Towards Fast LLM Fine-tuning through Zeroth-Order Optimization with Projected Gradient-Aligned Perturbations
This work addresses the challenge of resource-efficient fine-tuning for large language models, offering a scalable solution that is incremental over existing zeroth-order methods.
The paper tackles the problem of slow convergence and suboptimal performance in zeroth-order optimization for fine-tuning large language models by proposing P-GAP, which reduces gradient estimation variance and accelerates training, achieving up to 6-12% higher accuracy with up to 81% fewer iterations and 70% less GPU time.
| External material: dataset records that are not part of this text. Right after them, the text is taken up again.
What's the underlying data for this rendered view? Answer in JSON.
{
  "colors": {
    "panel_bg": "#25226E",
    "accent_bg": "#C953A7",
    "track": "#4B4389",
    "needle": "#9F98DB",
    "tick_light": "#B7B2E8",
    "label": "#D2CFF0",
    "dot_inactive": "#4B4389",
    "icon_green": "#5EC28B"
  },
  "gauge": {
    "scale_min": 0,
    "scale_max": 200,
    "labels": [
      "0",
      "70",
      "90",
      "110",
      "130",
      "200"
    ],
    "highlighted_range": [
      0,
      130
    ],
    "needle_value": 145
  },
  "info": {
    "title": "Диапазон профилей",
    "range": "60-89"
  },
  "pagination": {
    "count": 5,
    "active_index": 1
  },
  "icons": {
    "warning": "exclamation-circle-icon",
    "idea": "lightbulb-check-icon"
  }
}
Fine-tuning large language models (LLMs) using zeroth-order (ZO) optimization has emerged as a promising alternative to traditional gradient-based methods due to its reduced memory footprint requirement. However, existing ZO methods suffer from high variance in gradient estimation, leading to slow convergence and suboptimal performance on large-scale models. In this work, we propose P-GAP, a fast LLM fine-tuning approach through zeroth-order optimization with Projected Gradient-Aligned Perturbations. Specifically, we first estimate a low-dimensional gradient space and then align perturbations in projected gradients' direction within the space. This approach enables reduced the number of perturbed parameters and decreased variance, therefore accelerated convergence for LLM fine-tuning. Experiments on LLMs show that P-GAP consistently surpasses the baselines, achieving up to 6% increase in accuracy on classification tasks and up to 12% higher accuracy on generation tasks, with up to about 81% less training iterations and 70% less GPU hours. These results demonstrate that P-GAP enables fast, scalable, and resource-efficient ZO LLM fine-tuning.